By Steve Whitaker (Sterling Publishing 2006)
ISBN: 1-40273-125-6

This splendid volume is aimed more squarely at the progressing cartoonist, rather than at the utter neophyte, and provides an A to Z glossary of such useful categories as Animals, Backgrounds, Clothing, Corrections, Stippling, and the more esoteric and philosophical areas of Observation, Satire and Commentary and Presentation.

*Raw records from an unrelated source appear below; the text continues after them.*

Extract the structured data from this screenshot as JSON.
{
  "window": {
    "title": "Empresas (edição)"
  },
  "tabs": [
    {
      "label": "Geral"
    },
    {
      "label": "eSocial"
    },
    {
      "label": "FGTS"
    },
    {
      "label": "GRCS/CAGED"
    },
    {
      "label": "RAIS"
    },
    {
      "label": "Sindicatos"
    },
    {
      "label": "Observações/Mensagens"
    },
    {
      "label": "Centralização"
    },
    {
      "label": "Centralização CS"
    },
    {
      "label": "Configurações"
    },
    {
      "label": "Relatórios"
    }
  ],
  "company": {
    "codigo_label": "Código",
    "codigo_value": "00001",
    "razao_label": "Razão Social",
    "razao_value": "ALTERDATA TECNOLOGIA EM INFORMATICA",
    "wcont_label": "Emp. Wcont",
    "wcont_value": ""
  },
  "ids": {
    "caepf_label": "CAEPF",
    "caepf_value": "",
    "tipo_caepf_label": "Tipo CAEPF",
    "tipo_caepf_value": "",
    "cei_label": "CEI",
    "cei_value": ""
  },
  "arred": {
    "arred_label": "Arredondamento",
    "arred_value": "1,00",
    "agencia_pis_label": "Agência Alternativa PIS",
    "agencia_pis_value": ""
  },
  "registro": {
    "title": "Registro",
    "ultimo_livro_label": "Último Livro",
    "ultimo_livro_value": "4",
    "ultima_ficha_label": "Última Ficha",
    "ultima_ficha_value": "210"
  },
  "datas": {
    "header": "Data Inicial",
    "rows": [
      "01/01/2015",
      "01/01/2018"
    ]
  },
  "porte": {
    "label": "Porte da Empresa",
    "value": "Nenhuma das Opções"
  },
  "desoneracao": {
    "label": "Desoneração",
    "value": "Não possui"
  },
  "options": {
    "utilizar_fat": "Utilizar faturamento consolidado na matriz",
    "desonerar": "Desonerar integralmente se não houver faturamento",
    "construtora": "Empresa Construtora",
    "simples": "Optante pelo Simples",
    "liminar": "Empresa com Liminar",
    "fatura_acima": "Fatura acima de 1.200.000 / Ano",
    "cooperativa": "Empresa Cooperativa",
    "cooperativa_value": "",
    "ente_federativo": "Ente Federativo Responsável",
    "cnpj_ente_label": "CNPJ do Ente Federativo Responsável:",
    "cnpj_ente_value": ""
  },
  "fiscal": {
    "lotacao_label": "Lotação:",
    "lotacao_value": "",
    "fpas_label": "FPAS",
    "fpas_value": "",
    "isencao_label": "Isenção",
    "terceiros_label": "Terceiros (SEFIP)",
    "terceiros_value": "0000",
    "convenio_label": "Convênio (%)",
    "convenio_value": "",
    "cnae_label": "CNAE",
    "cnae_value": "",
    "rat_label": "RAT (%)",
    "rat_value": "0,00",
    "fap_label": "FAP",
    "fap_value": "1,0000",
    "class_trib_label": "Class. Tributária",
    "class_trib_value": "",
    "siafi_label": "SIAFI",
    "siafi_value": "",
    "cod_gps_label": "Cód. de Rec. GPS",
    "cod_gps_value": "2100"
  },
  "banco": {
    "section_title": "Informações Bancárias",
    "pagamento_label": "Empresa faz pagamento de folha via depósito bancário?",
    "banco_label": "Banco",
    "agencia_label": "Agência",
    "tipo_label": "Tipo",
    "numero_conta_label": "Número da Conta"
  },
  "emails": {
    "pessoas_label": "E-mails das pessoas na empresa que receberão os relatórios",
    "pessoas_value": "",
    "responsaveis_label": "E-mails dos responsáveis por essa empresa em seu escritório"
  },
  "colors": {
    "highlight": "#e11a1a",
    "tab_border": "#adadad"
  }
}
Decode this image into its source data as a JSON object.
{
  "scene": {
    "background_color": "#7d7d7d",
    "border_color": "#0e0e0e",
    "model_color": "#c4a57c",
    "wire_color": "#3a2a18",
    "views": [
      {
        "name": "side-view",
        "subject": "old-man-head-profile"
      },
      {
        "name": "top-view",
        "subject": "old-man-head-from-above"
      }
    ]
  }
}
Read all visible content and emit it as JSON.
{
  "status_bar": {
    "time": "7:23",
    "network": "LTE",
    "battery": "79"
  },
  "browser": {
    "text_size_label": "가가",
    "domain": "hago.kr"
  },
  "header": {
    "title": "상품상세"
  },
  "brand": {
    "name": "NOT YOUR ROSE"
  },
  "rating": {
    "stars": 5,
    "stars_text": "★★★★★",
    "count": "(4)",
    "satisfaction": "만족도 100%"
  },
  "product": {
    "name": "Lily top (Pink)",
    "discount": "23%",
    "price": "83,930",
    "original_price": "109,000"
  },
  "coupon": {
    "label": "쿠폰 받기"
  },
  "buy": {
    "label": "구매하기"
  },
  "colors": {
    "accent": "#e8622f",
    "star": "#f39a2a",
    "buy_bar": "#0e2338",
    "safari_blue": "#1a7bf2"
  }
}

A certain level of attainment is necessary but all thirty-six chapters are clearly written, and lavishly illustrated, by an author who has worked in every area of cartooning and comic strip creation. Moreover, each chapter concludes with a pictorial “swipe-file” contributed by a huge and stellar cast of working illustrators such as Nick Abadzis, Carl Flint, Peter Maddox, Woodrow Phoenix, Ron Tiner, Dan Spiegle, Brian Bolland, Hunt Emerson, Sax, Roland Fiddy, and Julie Hollings among others to perfectly illustrate, in a commercial context, the end result of each discourse.

This book is not only an ideal tool for would-be creators whose interest has not waned after the first few weeks, but can provide useful fodder for the desperate pro faced with that awful and inevitable “blank-white-page” feeling.